The number of players not just putting out statements and social media posts, but actually participating in and helping to lead peaceful protests -- including Celtics players Jaylen Brown, Marcus Smart, Enes Kanter and Vincent Poirier -- feels different. Teams and leagues putting out their own statements and amplifying what players are saying and doing instead of staying quiet or riding the fence feels different.
But this is only a start. If it’s not just the start, and this is all we get, then all those statements are meaningless. Words may be OK for now, but actions will tell us who is actually serious about backing up those words.
It is easy to put out these statements now. The whole country has seen the video of Chauvin killing Floyd. There is no grey area or room for interpretation. There is no need to hear the other side or wait for all the facts to come out. What happened is clear as day. The anger that has swept across the country is easy to understand. The killing is an easy act to condemn and peaceful protests an easy movement to support.
But what happens if things aren’t so clear next time? What happens when there’s pushback? What happens when there isn’t video or the video isn’t so clear? What happens when near-universal condemnation of the police officer is replaced by questions about what the victim was doing before being killed or what his prior record was or whether he was resisting?
What happens when the conversation shifts from this one specific injustice to the broader injustices of police brutality and systemic racism?
We have been down that road before, and teams and leagues have not found it so easy to stand by players who speak up then.
Colin Kaepernick got blackballed from the NFL for taking a knee during the national anthem to protest racial injustice. Other players who took a knee were booed by their own fans, including members of the then-defending Super Bowl champion Patriots before a game against the Texans in September 2017.
The NFL and team owners briefly stood by players who kneeled when President Donald Trump told them to “get that son of a bitch off the field,” with Trump donor Jerry Jones even kneeling alongside Cowboys players.
That support didn’t last, though. Owners quickly reverted to publicly opposing kneeling and tried to pass a laughable rule that would’ve required all players on the sideline to stand for the anthem while allowing others to remain in the locker room if they didn’t want to. The rule would’ve completely defeated the purpose of protesting in the first place -- it’s hard to draw attention to something if you’re being forced to stay in the locker room where no one can see you.

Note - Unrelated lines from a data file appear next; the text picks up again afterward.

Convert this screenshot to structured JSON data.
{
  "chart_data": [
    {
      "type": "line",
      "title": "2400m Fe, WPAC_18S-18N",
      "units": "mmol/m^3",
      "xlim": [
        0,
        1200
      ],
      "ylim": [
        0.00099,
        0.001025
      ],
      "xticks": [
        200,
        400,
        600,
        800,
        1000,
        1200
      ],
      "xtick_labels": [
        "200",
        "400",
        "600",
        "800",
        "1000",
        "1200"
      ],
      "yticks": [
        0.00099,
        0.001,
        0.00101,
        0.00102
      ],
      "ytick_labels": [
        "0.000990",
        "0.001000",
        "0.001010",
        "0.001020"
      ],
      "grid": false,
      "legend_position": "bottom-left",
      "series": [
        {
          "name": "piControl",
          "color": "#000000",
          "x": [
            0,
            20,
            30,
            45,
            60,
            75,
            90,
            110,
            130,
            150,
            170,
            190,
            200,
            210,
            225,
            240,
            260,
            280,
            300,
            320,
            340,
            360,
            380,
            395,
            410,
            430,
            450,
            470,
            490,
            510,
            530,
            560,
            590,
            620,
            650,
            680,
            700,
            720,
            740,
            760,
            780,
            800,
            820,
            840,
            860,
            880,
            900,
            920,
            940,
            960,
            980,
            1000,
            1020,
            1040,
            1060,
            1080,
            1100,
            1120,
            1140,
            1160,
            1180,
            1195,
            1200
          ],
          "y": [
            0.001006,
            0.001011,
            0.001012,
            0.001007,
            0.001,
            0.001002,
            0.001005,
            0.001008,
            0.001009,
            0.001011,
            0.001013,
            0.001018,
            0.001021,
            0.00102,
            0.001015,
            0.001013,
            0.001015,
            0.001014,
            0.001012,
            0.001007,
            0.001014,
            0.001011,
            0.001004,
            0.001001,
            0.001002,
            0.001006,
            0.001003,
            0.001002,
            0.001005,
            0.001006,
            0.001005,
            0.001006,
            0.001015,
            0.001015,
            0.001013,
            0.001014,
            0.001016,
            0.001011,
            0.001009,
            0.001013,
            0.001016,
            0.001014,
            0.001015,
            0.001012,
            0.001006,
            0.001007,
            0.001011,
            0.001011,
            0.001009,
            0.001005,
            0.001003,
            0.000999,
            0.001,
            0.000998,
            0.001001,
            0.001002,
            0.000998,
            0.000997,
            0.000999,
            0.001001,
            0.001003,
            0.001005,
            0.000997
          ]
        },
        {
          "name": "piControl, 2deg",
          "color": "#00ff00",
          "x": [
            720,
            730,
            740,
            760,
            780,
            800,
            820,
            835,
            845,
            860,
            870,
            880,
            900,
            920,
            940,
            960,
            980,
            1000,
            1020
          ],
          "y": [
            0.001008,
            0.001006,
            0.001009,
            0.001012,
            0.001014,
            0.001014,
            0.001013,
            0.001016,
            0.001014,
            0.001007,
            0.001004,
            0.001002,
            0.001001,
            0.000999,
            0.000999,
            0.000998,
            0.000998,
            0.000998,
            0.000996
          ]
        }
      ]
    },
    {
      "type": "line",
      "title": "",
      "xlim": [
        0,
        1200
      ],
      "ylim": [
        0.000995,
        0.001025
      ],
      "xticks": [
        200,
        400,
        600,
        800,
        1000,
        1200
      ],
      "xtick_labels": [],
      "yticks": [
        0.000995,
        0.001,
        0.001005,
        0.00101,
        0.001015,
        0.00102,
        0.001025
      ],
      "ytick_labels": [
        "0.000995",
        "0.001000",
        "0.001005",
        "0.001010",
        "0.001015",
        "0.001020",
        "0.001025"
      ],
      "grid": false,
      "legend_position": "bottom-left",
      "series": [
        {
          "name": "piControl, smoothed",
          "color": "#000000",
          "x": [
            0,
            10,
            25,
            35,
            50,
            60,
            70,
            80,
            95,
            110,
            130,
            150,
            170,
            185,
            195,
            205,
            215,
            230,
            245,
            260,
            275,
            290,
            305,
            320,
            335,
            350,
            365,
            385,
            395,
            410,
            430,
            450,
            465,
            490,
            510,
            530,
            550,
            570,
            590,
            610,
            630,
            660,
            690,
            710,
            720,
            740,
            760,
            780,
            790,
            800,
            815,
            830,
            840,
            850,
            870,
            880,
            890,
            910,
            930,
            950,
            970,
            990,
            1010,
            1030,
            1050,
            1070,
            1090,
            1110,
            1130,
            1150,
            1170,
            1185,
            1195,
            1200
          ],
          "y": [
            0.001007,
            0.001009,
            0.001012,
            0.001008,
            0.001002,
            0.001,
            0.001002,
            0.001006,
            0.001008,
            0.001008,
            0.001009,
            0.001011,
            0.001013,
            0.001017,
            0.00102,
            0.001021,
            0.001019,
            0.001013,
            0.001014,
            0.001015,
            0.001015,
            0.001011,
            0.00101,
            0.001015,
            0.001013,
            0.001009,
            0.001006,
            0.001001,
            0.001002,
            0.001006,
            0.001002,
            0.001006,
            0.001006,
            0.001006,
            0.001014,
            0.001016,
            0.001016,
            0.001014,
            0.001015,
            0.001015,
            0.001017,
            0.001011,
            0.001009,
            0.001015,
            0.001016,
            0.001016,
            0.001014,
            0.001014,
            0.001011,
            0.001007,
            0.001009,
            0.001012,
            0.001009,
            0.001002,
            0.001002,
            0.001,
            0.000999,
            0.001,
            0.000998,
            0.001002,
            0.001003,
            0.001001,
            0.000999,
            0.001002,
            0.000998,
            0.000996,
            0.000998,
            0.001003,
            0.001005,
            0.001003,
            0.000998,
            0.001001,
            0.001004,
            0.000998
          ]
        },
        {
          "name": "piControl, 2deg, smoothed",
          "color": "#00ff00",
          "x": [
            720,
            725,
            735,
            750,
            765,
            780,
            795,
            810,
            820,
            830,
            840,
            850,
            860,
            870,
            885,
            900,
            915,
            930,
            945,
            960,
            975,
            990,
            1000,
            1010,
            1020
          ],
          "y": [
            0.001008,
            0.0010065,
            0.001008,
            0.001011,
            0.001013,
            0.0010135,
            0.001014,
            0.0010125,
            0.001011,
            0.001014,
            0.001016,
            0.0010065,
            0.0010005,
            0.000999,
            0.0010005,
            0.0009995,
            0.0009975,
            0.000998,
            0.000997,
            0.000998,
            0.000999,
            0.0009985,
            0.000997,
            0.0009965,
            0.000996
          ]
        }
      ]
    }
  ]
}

The message was clear: We’ll give you this one, we’ll tell Trump to keep his nose out of our business, but then that’s it. Then it ends.
The problem, of course, is that the fight against inequality and racism doesn’t end. The reasons players were taking a knee then are the same reasons our streets are filled with protesters now.
If these teams and leagues are actually serious about making real progress, they need to be committed for the long haul, and they need to be ready to face backlash.
Again, putting out statements and amplifying players’ voices now is easy to do. There’s not a whole lot of pushback yet. But make no mistake: there will be.
There will be fans who turn on you if your organization and players continue to discuss these issues and continue to peacefully protest. They will say that enough is enough. They will say that now that games are being played again, it’s time to stick to sports. They will say that George Floyd’s death was two months ago, six months ago, a year ago, so why are you still talking about this? They will say that the next case of a cop killing a black man isn’t the same thing and you don’t know what you’re talking about and you’re being divisive.
They will threaten to stop watching and stop going to games and stop buying merchandise. Some of them will even follow through on those threats.
Sports can be and has been a vehicle for social change, but driving that vehicle isn’t easy. Jackie Robinson is rightly regarded as a national hero now, but he was plenty hated by baseball fans and society at large at the time. Same goes for Muhammad Ali, Bill Russell, John Carlos, Tommie Smith, Hank Aaron, Arthur Ashe and countless other black athletes who have forced change when the country didn’t want to change and made their voices heard when many didn’t want to hear them.
Already the road is starting to get rockier. Much of the conversation has already shifted away from Floyd’s death and police brutality and towards riots and looting instead. The president threatened to use the military to forcefully end protests Monday night during a photo op in front of a church he wasn’t welcomed at, so now we have that to yell at each other about too. That is how easily and how quickly we get distracted and dragged off message.
Over these next few months, we’re going to find out whether these athletes, teams and leagues actually have the stomach to stay on message and stay in this fight, or if they’ll do what’s easy and move on and go quiet once it’s convenient to do so.